Sunday, August 14, 2011

Obsessed with Books

That's me.  I have one in hand to read at home and one on pause in the car for the drive to work.  Heaven forbid they are similar.  Then I am mightily confused for a few minutes until the plot moves to the surface of my brain and I am fully engaged.  While I prefer reading words on paper, shifting the book slightly as I turn to the next page, there are times when a really good narrator can leave me breathless with suspense. 

I am not sure how I feel about technology offering a different, less tactile way to peruse words.  I can see the benefits of eReaders on a long plane trip.  It is compact and can hold a plethora of books.  I assess my stash when I travel, shelving heavy tomes in favor of several thinner ones which can slip in my bag.  As one is finished, it is left at the airport or on a train for another person to pick up.  That is part of the pleasure of books.

Just as I prefer not to 'smarten up' my phone, I am resistant to embrace yet another generation of computer-driven machines which move me away from my page turners and have me staring at an impersonal screen.  Sitting at a computer most of the workday, exploring the web occasionally at night is enough for me.  Not saying I might not give it a whirl someday when faced with an eight hour flight - I am just saying...


I just finished The Help by Kathryn Stockett.  It was riveting.  I took Friday off to work in the garden - such clear blue, fantastically bright summer days are a treasure and I don't waste one of them.  In between battles with tenacious weeds, I sat in the shade with a glass of Lady Gray iced tea and read.  I started it on Friday and finished it Sunday afternoon.  It was hard to put down.  You must give it a read.  It has made me more than ever aware of my blinders.  Sometimes I can be so unaware.  I want to know more - I want to learn about other cultures, other lives.

I applaud friendships which develop between unlikely partners.  I am saddened by the reserve I observe in those who prefer to limit their involvement - sometimes for the whole of their lives.  I abhor the injustice that man heaps upon man in the name of righteousness (and I don't mean the religious kind).  Our relationships are complex and are the result of the effort we put into them.

Sunday, August 7, 2011

Meadow Pond

The last few strokes of paint feel like a symphony's final notes.  Cymbals crash and the notes rise to a crescendo until they fade away and you are left with their sweet tone vibrating in your mind's deepest recesses. 
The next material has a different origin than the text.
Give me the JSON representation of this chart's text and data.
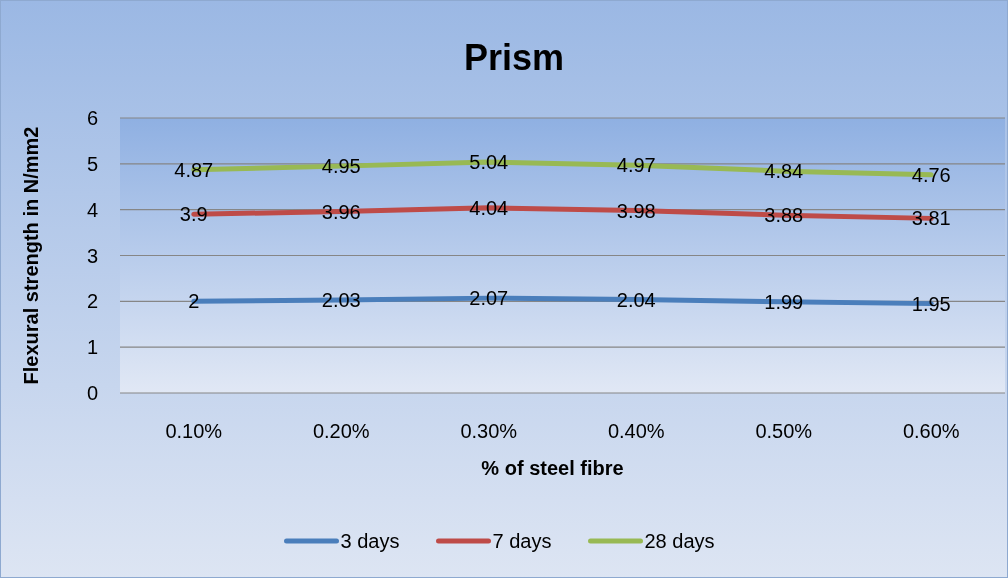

This painting started out very differently.  Aiming for a spare and serene vista, it evolved over time into a remembered pond from my childhood - at least a fictionalized version of it since it is no longer there except in my mind's eye.

I spend summer hours floating on a makeshift raft someone had made and tied to a branch pounded into the soft earth on the edge of a nearby pond.  This usually involved getting my toes squishy with mud and pulling off the occasional leach, but I was young and I really wanted to float on that raft.  It was in a field not far from our house.  Not big but ample in size for a short float with a good book.

In this version, I can hear the laughter of children splashing and frogs heading for cover in the reeds to observe the activity from a distance.  A path worn by animals or humans - perhaps both - winds its way along the shore, grass closely cropped by the many footfalls.  The clear vibrant day, like so many I have known, welcomes all comers to linger at its shores.